Confession time. I had a total meltdown the week before Christmas. I cried all evening. I woke up completely exhausted with my eyes so swollen I could barely see. I took a half day to get my shit together. I had not cried in several months. My emotions reached a boiling point. Weeks of stress from work, preparing for Christmas, and taking on too much at once took its toll on me. Apparently working a demanding job full-time, starting a side hustle, writing a book, thinking about my biological clock ticking with my 40th birthday on the horizon, and managing a chronic illness was a little too much for me. Go figure. I was totally overwhelmed, had difficulty concentrating, and had a seriously short fuse. I started slacking with my eating habits. I wouldn’t eat enough during the day because of the stress then when it was time to relax, I would eat too much. I had trouble sleeping and started to feel fatigued because I was pushing myself too hard and trying to do everything perfectly. When my perfectionism becomes obsessive, I start to feel exhausted and procrastination inevitably creeps in. So basically I procrastinate then worry about all the shit I have to do. It’s a vicious and super frustrating cycle.

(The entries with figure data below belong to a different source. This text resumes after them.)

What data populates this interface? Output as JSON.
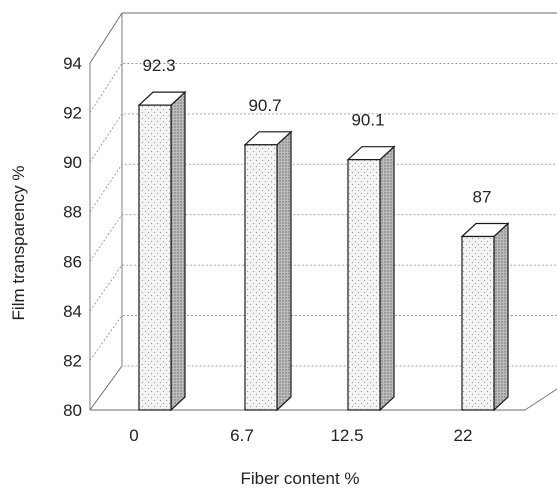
{
  "chart_data": {
    "type": "bar",
    "title": "",
    "xlabel": "Fiber content %",
    "ylabel": "Film transparency %",
    "categories": [
      "0",
      "6.7",
      "12.5",
      "22"
    ],
    "values": [
      92.3,
      90.7,
      90.1,
      87
    ],
    "data_labels": [
      "92.3",
      "90.7",
      "90.1",
      "87"
    ],
    "ylim": [
      80,
      94
    ],
    "yticks": [
      "80",
      "82",
      "84",
      "86",
      "88",
      "90",
      "92",
      "94"
    ],
    "grid": true,
    "style": "3d-dotted-bars",
    "colors": {
      "bar_front": "#f2f2f2",
      "bar_side": "#a8a8a8",
      "bar_top": "#ffffff",
      "edge": "#1a1a1a"
    }
  }
}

After the cry-fest, I knew I had to make some changes. I immediately asked my husband for help and intentionally started to slow down. I limited my time on social media to cut down on distractions, began nightly yoga nidra meditations, and put my book on hold. I did my best to focus on the present so I wouldn’t get caught up worrying about the future. Luckily Chad’s schedule was starting to slow down and he helped me stay on track with the Christmas stuff and manage all the day-to-day things at home. He helped me decide what to eat for dinner and went to the grocery with me. If you deal with any type of depression or anxiety you know how overwhelming the grocery store can be. It’s like the worst place to go. Too many decisions and if you go without a list it can be a freaking nightmare. There have been times when I desperately wanted to leave my cart half full and freaking bolt.
I somehow managed to get through ending the fiscal year at work while preparing for vacation with only cussing out one person on our sales team (I later called and apologized in my super sweet voice). Vacation could not have come at a better time. Because I did what I needed to do to get control of myself, I was able to be present and thoroughly enjoy the holidays. I had 12 wonderful days off and came back refreshed with a much better mood and outlook for the new year. So there you have it, I still have my moments when this illness tries to knock me down. I still stumble every now and then, but I’m much, much better at knowing what to do to stay standing.